Afrique: Grand barrage de la renaissance - Le Soudan et l'Égypte espèrent une réaction de l'ONU

Une importante réunion du Conseil de sécurité de l'ONU doit se tenir à New York ce jeudi 8 juillet autour du barrage de la Grande Renaissance éthiopienne, dont la deuxième phase de remplissage a officiellement commencé malgré les mises en garde soudanaise et égyptienne. Face au blocage des pourparlers, l'organe de la sécurité collective des Nations Unies a été saisi par Le Caire et Khartoum, qui ont multiplié les menaces envers l'Éthiopie.

Cela fait des mois que le Soudan et l'Égypte cherchent des soutiens au sein de l'ONU. Leurs ministres des Affaires étrangères sont d'ailleurs présents à New York depuis une semaine. Forts de l'appui écrit de la Ligue arabe et de la convocation du Conseil de sécurité par une présidence française pourtant prudente, ils ont rencontré les membres non-permanents, le groupe arabe et le groupe africain pour faire valoir leur point de vue.
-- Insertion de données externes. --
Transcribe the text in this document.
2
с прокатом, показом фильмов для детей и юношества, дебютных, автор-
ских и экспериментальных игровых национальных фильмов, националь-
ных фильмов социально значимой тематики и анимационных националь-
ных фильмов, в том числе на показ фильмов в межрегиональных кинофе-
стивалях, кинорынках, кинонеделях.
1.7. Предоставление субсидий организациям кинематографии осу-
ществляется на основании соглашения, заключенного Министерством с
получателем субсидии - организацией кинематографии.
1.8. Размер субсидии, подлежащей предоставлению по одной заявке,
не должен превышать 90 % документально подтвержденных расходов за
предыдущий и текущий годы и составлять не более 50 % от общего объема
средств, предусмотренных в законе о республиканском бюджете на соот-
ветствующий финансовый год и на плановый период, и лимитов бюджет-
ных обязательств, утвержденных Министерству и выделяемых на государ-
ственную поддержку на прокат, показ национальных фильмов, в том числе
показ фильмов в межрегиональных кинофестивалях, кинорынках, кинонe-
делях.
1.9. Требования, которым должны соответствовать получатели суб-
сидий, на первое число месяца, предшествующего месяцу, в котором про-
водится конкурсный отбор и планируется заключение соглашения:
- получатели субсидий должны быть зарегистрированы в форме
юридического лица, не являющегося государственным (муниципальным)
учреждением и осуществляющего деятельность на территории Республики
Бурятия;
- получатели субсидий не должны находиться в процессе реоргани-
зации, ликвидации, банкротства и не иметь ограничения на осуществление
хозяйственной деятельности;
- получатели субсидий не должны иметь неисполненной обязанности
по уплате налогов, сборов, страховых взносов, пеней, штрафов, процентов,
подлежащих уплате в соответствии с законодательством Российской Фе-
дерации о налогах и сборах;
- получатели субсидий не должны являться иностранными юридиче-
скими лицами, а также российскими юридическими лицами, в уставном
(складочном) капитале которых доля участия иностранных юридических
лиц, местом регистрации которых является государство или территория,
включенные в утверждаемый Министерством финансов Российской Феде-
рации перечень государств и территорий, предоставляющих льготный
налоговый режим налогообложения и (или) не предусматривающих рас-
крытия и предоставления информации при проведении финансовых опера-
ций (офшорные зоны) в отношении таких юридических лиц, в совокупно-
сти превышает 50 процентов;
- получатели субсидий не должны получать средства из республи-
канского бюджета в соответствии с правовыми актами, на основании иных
La réunion de jeudi est donc très attendue par les deux pays, qui ont fait d'un accord tripartite avec l'Éthiopie une condition préalable à leur acception du remplissage du réservoir. Un remplissage pourtant démarré par l'Éthiopie mardi, sans leur accord, bien qu'Addis Abeba ait accepté de fournir des données en temps réel aux deux pays en aval du Nil sur les opérations et le débit des eaux captées.

L'Éthiopie est donc sur la défensive. Elle s'est dit « déçue » de l'intervention de la Ligue arabe sur un « sujet qui ne relève pas de sa compétence », a dit son ministère des Affaires étrangères. Des manifestations de la diaspora éthiopienne aux États-Unis sont du reste prévues à New York, pour affirmer le droit de l'Éthiopie à exploiter ses ressources naturelles comme elle l'entend. Pour Addis Abeba, le règlement de cette question doit rester dans le cadre de l'Union africaine, quand le Soudan et l'Égypte cherchent également à impliquer des médiateurs européens, américains, sud-africains et de l'ONU.